Anta yang tadi hanya diam menyimak, kini bersuara.
"Eum,mbak. Anta ambilkeun aja gimana?" Dhiva menoleh ke sumber suara. Sebenarnya sedari tadi ia tidak menyadari ada Anta disana. Saat Anta bersuara, emosinya langsung naik. Namun tertahan karena Asha mencegahnya. "Udah Va, lagian dia udah minta maaf. Niat dia kan baik buat tolongin kamu, mungkin dia juga gak sengaja numpahin minumannya."
Dhiva menghela nafas. Benar juga apa kata sahabatnya itu. Tapi, ia tidak akan semudah itu untuk me maafkan Anta.
"Iya, mbak. Sekali lagi Anta minta maaf atuh. Kata nenek Anta teh, kalau orang mau minta maaf teh, di maafkeun. Gusti Allah teh pemaaf. Masa kita hambanya tidak." Ujarnya kembali bersuara.
Dan lagi-lagi, Dhiva tersentuh dengan kata-kata yang sangat tulus dari Anta. Ia bisa melihat ketulusan dari matanya. Tapi ingatkan dia, untuk sekali-kali mengerjai Anta. Sepertinya menyenangkan.
Dhiva tersenyum, namun saat Anta menatapnya ia kembali menampilkan wajah datarnya. "Yaudah,lo gue maafin." Anta mengembangkan senyumnya, Menampakkan gigi rapinya. Anta pun mengulurkan tangannya untuk mengajak mereka bersalaman. Namun wanita didepannya malah menangkupkan kedua tangannya didepan dada. Mereka bersamaan menjawab, "Bukan mahrom, Anta." Ucap mereka serempak. Anta hanya bisa cengengesan dan menggaruk tengkuknya yang sama sekali tidak gatal.

"Kenalin nama aku, Asha."

"Gue, Dhiva."

"Bagus-bagus ya namanya. Kalau Anta teh namanya Anta Pradipta, Anta teh tinggalnya di Bandung, punya Bapak sama Ibu. Anta teh juga punya adek 1. Anta dijakarta tinggalnya di kos-kosan, mbak. Anta pindahan dari Bandung. Sekarang Anta udah semester 4, terus ngambil jurusan Akuntansi, teh. Dirumah teh Ba---"
"STOPP!" Dhiva memotong pembicaraan Anta. Asha tercengang melihat Anta begitu jelas menceritakan biodatanya.
"Ihh, Anta teh belum selesai cerita, atuh." Dhiva mendelik.
"Yang nyuruh lo cerita itu siapa, hah!" Ucapnya sinis. Anta tertegun, namun ia langsung menyela, "Ya suka-suka, Anta." Ucapnya sewot. Dhiva menatapnya sinis.

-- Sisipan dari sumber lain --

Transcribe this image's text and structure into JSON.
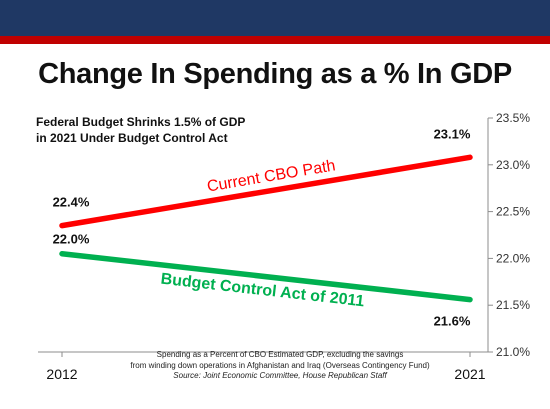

Asha yang merasa akan ada perang dunia lagi, lekas melerai dua orang yang berlawanan jenis kelamin ini. Mereka masing-masing seakan mengibarkan bendera perang. Asha pun cepat-cepat membawa Dhiva kembali ke kelas. "Eh, Anta. Kalo gitu, kita balik ke kelas dulu. Assalamualaikum." Pamitnya sambil menarik tangan Dhiva.

***

Didepan pintu mereka memberi salam untuk teman-temannya. Ada yang menjawab, aja juga yang acuh. Mereka tidak perduli akan hal itu. Namun perlu dicatat, bahwa menjawab salam hukumnya adalah wajib.